Briefe an Freunde, Tutujas (Norbert Schott)
Frühjahr im Dorf
Das Frühjahr war für mich in Sibirien all die Jahre ein Graus. Matsch, Dreck, Grau. Der Schnee schmilzt und der Schmutz mehrerer Monate kommt zum Vorschein. Zugleich ist es noch so kalt, dass die Bäume kahl bleiben. Selbst Schneeglöckchen und Krokusse wird man nicht finden - zu hoch liegen die Schneereste in den Grünflächen, die das Wörtchen grün auch in keiner Weise verdienen.
In unserem abgelegenen Dorf zeigt sich der sibirische Frühling von einer wesentlich schöneren Seite. Dank der prächtig scheinenden Sonne sehen wir und die Kinder aus wie nach einem Urlaub in der Südsee. So braune Gesichter assoziiert man jedenfalls nicht mit 75 cm Schnee in Sibirien. Der Schnee taut, aber gemächlich - vom Höchstwert 110 Zentimeter (zwischen 15. Februar und 7. März dreimal erreicht) ist noch immer weit über die Hälfte da. Kein Wunder, zählt man die einzelnen Schneefälle (ohne Zusammensacken, Wegfrieren und Antauen) zusammen, kommt man auf 330 Zentimeter Schnee zwischen November und April.
Die Tagestempaturen orientieren sich am aktuellen deutschen Wetter - zwischen minus 2 und plus 10 Grad. Nachts kann es vereinzelt noch unter minus 10 Grad sein.
Selbst die Straße über den Fluss wäre noch befahrbar - wenn man sie nicht gesprengt hätte. Für diesen staatlich verordneten Vandalismus gibt es zwei Gründe.

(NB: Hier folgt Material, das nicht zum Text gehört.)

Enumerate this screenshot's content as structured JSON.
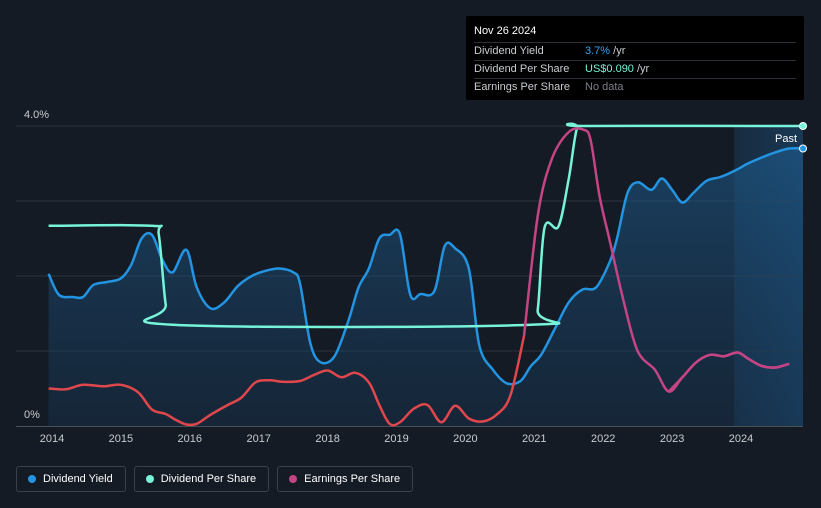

Zum einen sollen die russischen Autofahrer - welche sich bekanntlich nicht durch Vorsicht auszeichnen - von waghalsigen Überfahrten abgehalten werden. Da allein das Sprengen nicht reicht - schließlich kann man die 72 Krater auch umfahren -, muss jedoch zusätzlich noch ein Schneewall am Ufer errichtet werden. Zum anderen würde die festgefahrene und zusätzlich verstärkte Überfahrt einen Damm bilden, an dem in wenigen Wochen das Eis nicht ungestört abfließen würde - ganze Dörfer könnten so überschwemmt werden.
Seit der Sprengung erreicht man uns nur noch zu Fuß. Der Fußweg führt 3 Meter neben den Kratern entlang - so tragfähig ist das Eis an dieser Stelle noch immer. Jedoch ist die Straße im Dorf nur noch mit geländegängigen Fahrzeugen passierbar. Durchschnittlich zwei Autos fahren am Tag noch vorbei - meist Lada Niva oder UAZ der Dorfbewohner, um Gäste vom Fluss abzuholen. Oder um, wie morgen unser Nachbar, zum Zahnarzt zu fahren (beziehungsweise ab dem Fluss zu laufen).
Wir haben genug Vorräte bis Mai, wenn das Eis weg ist und die ersten Motorboote wieder übersetzen - und ersparen uns bis dahin Ausflüge in die Stadt.
So merken wir vom üblichen sibirischen Frühjahrsdreck überhaupt nichts - selbst die Straße ist noch immer weiß, alleinfalls einige besonders tiefe Pfützen im Schnee sind bräunlich. Die Bäume wirken in dieser weißen Pracht auch nicht grau, sondern ihre jungen Triebe schimmern rötlich. Unser Bach im Dorf bricht langsam auf - das Moos darin ist bereits grün.
Wenn ich diese Eindrücke mit dem aktuellen Wetterbericht aus Deutschland vergleiche, so revidiere ich alle meine früheren Ansichten zum sibirischen Frühling: Nein, man muss sich doch keine Dienstreise im April organisieren!